Blog d'étude critique et académique du fait maçonnique, complémentaire de la revue du même nom. Envisage la Franc-Maçonnerie comme un univers culturel dont l’étude nécessite d’employer les outils des sciences humaines, de procéder à une nette séparation du réel et du légendaire et de procéder à la prise en compte de ce légendaire comme un fait social et historique.
La lente émergence du genre
Julien Vercel
Les rumeurs les plus folles ont circulé : un complot serait fomenté depuis la tête de l’État. Les enseignants, avec la complicité de leurs syndicats, feraient tout pour ruiner la famille traditionnelle et pervertir les enfants. L’anarchie menacerait par inversion des sexes, annulation des différences et pédophilie (utilisation de sex toys, masturbation collective et manuels subversifs) ! Les intégristes catholiques et musulmans, les groupes d’extrême-droite, les adeptes des complots se sont retrouvés dans les « Jours de retrait de l’école » lancés entre janvier et mars 2014 par Farida Belghoul contre le programme des « ABCD de l'Égalité », sensibilisation à l’égalité des chances entre femmes et hommes. Marine Le Pen pratiquait, une fois de plus, l’amalgame en mélangeant les « ABCD de l’égalité » en écoles avec les interventions contre l’homophobie qui ont lieu sur invitation des collèges à partir de la 4e : « La réalité, c’est que des militants LGBT [pour lesbienne, gay, bi et trans] vont aujourd’hui dans les écoles pour exposer la théorie du genre » (Mots croisés, 3 janvier 2014). Elle désigne ainsi à la vindicte les bénévoles des associations de luttes contre l’homophobie.
Notons d’abord que le mécanisme du complot paranoïaque est un mouvement purement politique. En effet, si l’intérêt des enfants était la préoccupation réelle des parents ayant suivi le « Jour de retrait de l’école », il n’y aurait plus aucun enfant dans les écoles catholiques depuis le rapport du comité des Nations unies sur les droits de l'enfant, paru le 7 février 2014, très sévère à propos des actes pédophiles au sein de l’Église. Mais revenons au genre.
Le genre est d’abord un thème de recherche en sociologie qui traite des inégalités entre les femmes et les hommes pour lutter contre les stéréotypes. La notion de « genre » a commencé à émerger au croisement des études féministes et des sciences sociales, dans les écrits de Margaret Mead (Mœurs et sexualité en Océanie publié en 1928, mais en 1963 en France, chez Plon, puis dans ses autres ouvrages).

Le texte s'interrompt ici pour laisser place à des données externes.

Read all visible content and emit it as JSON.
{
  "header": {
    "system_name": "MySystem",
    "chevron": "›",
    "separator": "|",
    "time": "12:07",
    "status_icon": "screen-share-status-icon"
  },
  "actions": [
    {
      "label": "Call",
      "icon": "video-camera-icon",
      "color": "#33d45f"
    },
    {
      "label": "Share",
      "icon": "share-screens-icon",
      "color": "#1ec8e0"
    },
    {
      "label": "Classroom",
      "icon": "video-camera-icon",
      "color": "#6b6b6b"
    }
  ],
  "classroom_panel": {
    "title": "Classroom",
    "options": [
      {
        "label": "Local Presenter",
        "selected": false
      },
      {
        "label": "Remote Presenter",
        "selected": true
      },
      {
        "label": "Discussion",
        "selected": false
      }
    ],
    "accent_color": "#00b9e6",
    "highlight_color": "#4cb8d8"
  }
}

Elle montre que les traits de caractère de l’homme et de la femme sont le résultat d’un conditionnement social. Simone de Beauvoir ensuite (Dans Le Deuxième Sexe, Gallimard, 1949) écrit : « On ne naît pas femme, on le devient » pour signifier que c’est la construction des individualités qui impose des rôles différents aux hommes et aux femmes. Mais c’est John Money (Hermaphroditism: An Inquiry into the Nature of a Human Paradox, thèse, Harvard University, 1952) puis Robert Stoller (Sex and Gender: On the Development of Masculinity and Femininity, Science House, 1968) qui ont fondé explicitement la distinction entre le « sexe », anatomiquement déterminé, et le « genre », résultat de l’expérience comme femme ou homme. Ensuite Ann Oakley précise ces notions (Sex, Gender and Society, Temple Smith, 1972) où le « sexe » désigne la partition biologique entre mâle et femelle et le « genre » désigne la distinction culturelle entre les rôles des femmes et des hommes. La place accordée dans la société ne serait donc pas déterminée « naturellement » mais construite par l’interaction entre l’hérédité et le social. Enfin Judith Butler, s’appuyant sur les travaux de Jacques Lacan, Jacques Derrida et Michel Foucault, explique que les limites sont toujours floues (Trouble dans le genre ; pour un féminisme de la subversion, Routledge, 1990). La notion de genre est donc un outil scientifique qui permet de révéler les mécanismes d’inégalités, les rapports de pouvoirs entre les sexes.